Don't name your DLL "Security.dll"

Raymond Chen

Reaching back into the history bucket… Some people have discovered that strange things happen if you name your DLL “security.dll”. The reason is that there is already a system DLL called “security.dll”; it’s the Security Support Provider Interface DLL, and it used to go by the name “security.dll”, though nowadays the name “secur32.dll” is preferred. If you look into your system32 directory, you’ll see both “security.dll” and “secur32.dll” in there. And if you’re handy with an export dumper, you’ll see that “security.dll” is just a bunch of forwarders to “secur32.dll”. If you browse through the MSDN documentation, you’ll see that everybody talks about “secur32.dll” and hardly any mention is made of its doppelgänger “security.dll”. Okay, here’s where the history comes in. Wind back to Windows 95. Back in those days, the Security Support Provider Interface was implemented in two different DLLs.
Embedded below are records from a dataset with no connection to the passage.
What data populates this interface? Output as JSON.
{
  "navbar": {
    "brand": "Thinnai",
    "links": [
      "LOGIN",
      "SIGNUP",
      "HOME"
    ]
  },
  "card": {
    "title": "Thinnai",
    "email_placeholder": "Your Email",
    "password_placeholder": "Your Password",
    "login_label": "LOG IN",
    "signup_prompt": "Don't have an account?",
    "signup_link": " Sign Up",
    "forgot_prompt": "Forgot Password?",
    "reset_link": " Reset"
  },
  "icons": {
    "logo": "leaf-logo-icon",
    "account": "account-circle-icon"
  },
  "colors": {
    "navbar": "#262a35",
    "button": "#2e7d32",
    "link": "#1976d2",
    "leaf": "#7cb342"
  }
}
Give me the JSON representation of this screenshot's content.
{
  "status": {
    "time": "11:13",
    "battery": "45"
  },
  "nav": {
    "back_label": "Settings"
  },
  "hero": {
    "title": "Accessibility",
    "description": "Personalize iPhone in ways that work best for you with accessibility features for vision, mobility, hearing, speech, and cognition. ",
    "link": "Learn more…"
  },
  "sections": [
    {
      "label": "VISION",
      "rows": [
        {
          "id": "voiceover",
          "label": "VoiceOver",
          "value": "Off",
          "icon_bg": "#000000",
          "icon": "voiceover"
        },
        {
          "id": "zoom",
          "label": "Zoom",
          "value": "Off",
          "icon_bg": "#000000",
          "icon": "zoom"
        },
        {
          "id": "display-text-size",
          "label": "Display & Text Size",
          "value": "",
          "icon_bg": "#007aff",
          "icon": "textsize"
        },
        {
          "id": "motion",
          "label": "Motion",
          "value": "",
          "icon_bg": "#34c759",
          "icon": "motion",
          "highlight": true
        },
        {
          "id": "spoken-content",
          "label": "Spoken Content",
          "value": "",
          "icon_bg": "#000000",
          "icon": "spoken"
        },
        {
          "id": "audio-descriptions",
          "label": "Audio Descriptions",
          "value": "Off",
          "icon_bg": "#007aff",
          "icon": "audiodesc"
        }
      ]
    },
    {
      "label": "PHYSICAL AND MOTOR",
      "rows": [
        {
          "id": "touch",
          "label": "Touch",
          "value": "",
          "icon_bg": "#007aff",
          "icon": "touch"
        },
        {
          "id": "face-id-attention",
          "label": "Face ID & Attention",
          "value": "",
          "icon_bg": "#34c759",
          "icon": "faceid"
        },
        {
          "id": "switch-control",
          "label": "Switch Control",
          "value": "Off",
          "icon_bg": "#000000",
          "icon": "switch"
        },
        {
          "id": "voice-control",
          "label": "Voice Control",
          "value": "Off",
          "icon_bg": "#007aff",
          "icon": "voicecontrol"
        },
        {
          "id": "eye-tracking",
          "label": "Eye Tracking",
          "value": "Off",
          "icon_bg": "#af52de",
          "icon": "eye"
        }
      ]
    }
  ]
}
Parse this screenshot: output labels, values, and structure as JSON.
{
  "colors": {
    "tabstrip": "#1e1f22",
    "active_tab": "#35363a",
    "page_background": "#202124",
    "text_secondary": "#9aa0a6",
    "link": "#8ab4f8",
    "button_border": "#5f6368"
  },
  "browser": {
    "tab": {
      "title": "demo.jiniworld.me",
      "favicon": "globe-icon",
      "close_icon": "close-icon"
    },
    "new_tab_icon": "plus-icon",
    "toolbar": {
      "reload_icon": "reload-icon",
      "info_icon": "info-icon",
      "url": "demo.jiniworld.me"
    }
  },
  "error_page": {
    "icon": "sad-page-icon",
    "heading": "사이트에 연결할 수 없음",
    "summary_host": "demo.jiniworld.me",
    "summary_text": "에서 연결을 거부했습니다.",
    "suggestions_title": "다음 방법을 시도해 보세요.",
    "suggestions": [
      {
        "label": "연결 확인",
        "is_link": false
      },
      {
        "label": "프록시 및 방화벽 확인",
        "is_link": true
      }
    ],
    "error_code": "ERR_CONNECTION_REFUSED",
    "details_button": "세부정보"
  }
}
The one you wanted depended on whether you are running Windows NT or Windows 95. On Windows 95, it was called “secur32.dll”, but on Windows NT, it was called “security.dll”. This was obviously a messed-up state of affairs, so the Windows NT folks decided to “go with the flow” and rename their security DLL to “secur32.dll”. This was probably for application compatibility reasons: Applications that were written to run on Windows 95 and were never tested on Windows NT just went straight for “secur32.dll” instead of loading the correct DLL based on the operating system. Okay, so now pop back to the present day. When you put a DLL called “Security.dll” in your application directory, what happens? Recall that the rules for the order in which DLLs are searched for checks the application directory before it checks the system directory. As a result, anybody in your application who wants “Security.dll” will get your version instead of the system version. Even if the system version is the one they really wanted. That’s why overriding the system’s Security.dll with your own results in a bunch of SSPI errors. Components you are using in your program are trying to talk to SPPI by loading “security.dll” and instead of getting the system one, they get yours. But yours was never meant to be a replacement for “security.dll”; it’s just some random DLL that happens to have the same name.

You would have had the same problem if you happened to name your DLL something like “DDRAW.DLL” and some component in your program tried to create a DirectDraw surface. “Security.dll” has the disadvantage that it has a simple name (which people are likely to want to name their own DLL), and its importance to proper system functionality is not well-known. (Whereas it would be more obvious that creating a DLL called “kernel32.dll” and putting it in your application directory is going to cause nothing but trouble.)